Tuesday, September 3, 2013

DataTable performance comparison & recomendation

Last Friday night I was doing a performance test on DataTable class and literally felt an earthquake.
I tried four different methods to fetch data from an instance of an arbitrary DataTable instance, matching arbitrary criteria.
I tried with 3K to 1 million records in the DataTable and performed 500-5000 iteration of data selection using each method.
  • DataTable.Select()
  •  Linq
  •  PLinq
  • Traditional (by literally writing code to loop around the DataTable and use if/else clause to find match)
Download the performance test project.

Traditional method was the fastest of them all.
Not very far behind the Traditional method were Linq & PLinq.
PLinq however seemed to have adverse effect over Linq if the volume of data in the DataTable was rather low.

The DataTable.Select() was the slowest and in fact poorly slow.
It was 19-24 times slower than the others.
i.e If something takes 20mins using the other methods, it would take 6-8 hours using DataTable.Select() method.

Resolution:
I created an extension class for DataTable with four extension methods with the following signature to handle most of the use cases where we are using DataTable.Select() method.
DataRow FindFirst(this DataTable table, Func<DataRow, bool> criteria);
DataRow[] FindAll(this DataTable table, Func<DataRow, bool> criteria);
bool Exists(this DataTable table, Func<DataRow, bool> criteria);
DataTable Extract(this DataTable table, Func<DataRow, bool> criteria);

The implementation of the extension class/methods is available for download here.

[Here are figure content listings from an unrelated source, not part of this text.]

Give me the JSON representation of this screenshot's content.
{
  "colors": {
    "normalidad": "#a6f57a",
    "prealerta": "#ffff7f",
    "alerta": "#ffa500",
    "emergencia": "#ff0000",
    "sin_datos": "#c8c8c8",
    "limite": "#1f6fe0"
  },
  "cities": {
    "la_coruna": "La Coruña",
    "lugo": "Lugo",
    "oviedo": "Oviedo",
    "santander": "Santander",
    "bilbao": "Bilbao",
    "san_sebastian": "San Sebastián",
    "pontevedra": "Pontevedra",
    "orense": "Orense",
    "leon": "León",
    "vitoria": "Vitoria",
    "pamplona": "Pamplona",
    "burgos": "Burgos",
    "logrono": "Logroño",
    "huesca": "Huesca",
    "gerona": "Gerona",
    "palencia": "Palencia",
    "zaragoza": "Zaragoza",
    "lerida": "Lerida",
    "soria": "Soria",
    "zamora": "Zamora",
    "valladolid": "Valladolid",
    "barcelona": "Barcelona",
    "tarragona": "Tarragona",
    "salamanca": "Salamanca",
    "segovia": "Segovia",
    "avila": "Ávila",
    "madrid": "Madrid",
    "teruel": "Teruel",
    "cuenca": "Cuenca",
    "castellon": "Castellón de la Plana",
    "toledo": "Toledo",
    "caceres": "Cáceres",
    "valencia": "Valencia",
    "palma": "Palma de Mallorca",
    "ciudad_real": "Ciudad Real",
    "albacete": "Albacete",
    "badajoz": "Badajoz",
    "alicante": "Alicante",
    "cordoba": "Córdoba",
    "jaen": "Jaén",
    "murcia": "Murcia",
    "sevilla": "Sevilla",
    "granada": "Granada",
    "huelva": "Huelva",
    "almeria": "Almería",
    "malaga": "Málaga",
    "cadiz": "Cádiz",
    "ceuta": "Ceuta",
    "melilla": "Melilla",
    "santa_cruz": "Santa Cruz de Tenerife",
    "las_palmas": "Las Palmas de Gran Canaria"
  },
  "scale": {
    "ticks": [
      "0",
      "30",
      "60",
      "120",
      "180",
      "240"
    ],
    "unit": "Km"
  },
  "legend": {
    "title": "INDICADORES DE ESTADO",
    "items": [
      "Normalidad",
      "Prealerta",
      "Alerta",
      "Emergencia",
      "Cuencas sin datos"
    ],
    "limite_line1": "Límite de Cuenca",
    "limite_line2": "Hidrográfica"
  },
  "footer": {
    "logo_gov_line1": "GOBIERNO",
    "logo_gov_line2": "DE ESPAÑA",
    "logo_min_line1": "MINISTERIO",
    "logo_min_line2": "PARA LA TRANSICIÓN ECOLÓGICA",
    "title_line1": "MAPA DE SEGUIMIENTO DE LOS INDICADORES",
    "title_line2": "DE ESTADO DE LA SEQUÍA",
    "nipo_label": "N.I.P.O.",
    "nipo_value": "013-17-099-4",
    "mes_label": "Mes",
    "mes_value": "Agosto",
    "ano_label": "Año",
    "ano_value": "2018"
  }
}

Scenario 1: Where we need all the rows matching a certain criteria.
       Using DataTable.Select()
DataRow[] rows = dt.Select(“A=’123’ AND B=’XYZ’”);

Using the new extension method
DataRow[] rows = dt.FindAll((r)=>r[“A”].Equals(“123”) && r[“B”].Equals(“XYZ”));

Scenario 2: Where we need to check the existence of retain record
       Using DataTable.Select()
bool isPresent = dt.Select(“A=’123’ AND B=’XYZ’”).Length>0;

Using the new extension method
bool isPresent = dt.Exists((r)=>r[“A”].Equals(“123”) && r[“B”].Equals(“XYZ”));

Scenario 3: Where we need to get first matching record (usually done on sorted DataTable)
       Using DataTable.Select()
DataRow matchingRecord = dt.Select(“A=’123’ AND B=’XYZ’”).Rows[0];

Using the new extension method
bool isPresent = dt.FindFirst((r)=>r[“A”].Equals(“123”) && r[“B”].Equals(“XYZ”));

Scenario 4: Where we need get all the matching rows in form of another DataTable instance
       Using DataTable.Select()
DataTable dtMatch = SomeUtil.ConvertToDataTable(dt.Select(“A=’123’ AND B=’XYZ’”));

Using the new extension method
DataTable dtMatch = dt.Extract((r)=>r[“A”].Equals(“123”) && r[“B”].Equals(“XYZ”));


Please do not use DataTable.Select() going forward, use the Linq or Traditional method instead.